On the Convincing Evaluation of Macro Forecasting Models
Here are some after thoughts on a topic that was raised at the ECB Macro Forecasting conference.
It is rapidly obvious to somebody doing macro forecasting research that results are very hard to compare across studies. Not very helpful for the advancement of science. There are many reasons for this. The most obvious one is that unlike most Kaggle competitions (which are extremely useful to distill out great ML offerings from the mass), things must be done recursively to closely mimic what a forecaster is actually faced with. Hence, we cannot simply fix the training and test set (data-wise and variables-wise). Ensues many design choices that can easily make studies incomparable. Then, there is the question of real-time data. And that of the evaluation window.
There is a need for a centralized real-time forecast gathering operation. Not a bunch of forecasts scattered around Twitter.
Yet things need not be complicated. Here is an example.

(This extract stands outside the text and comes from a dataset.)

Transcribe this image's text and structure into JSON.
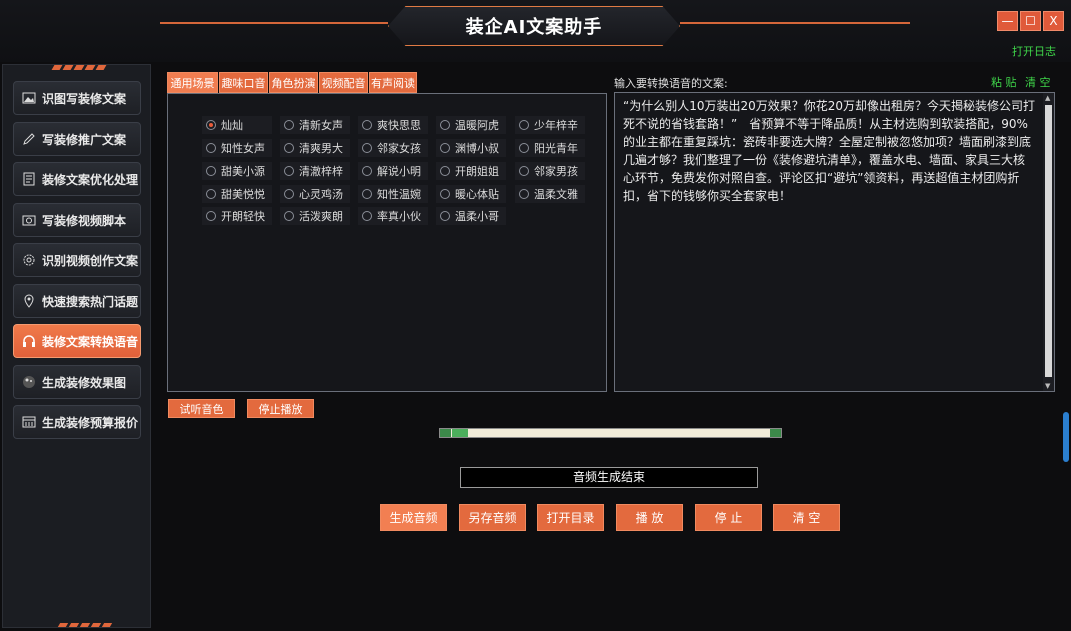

Every year, the Sea Ice Outlook (SIO) is carried with contributions from many research institutes. Forecasts for September Arctic sea ice must be submitted every year at specific dates (there are 4 of them), so no "cheating", and the research design is fixed to be… reality. And it works with a Google submission form. Of course, inflation is not ice, but an extension of the concept is easily imaginable. In the end, this could very well look like a Survey of Model-Based Forecasters.
The SIO final product is a post-season report which is always very informative. Check out at Figure 7. Wouldn’t it be nice to have this for DSGEs, ML methods, BVARs, or MS-TVP-SV-MF-FAVARMAs?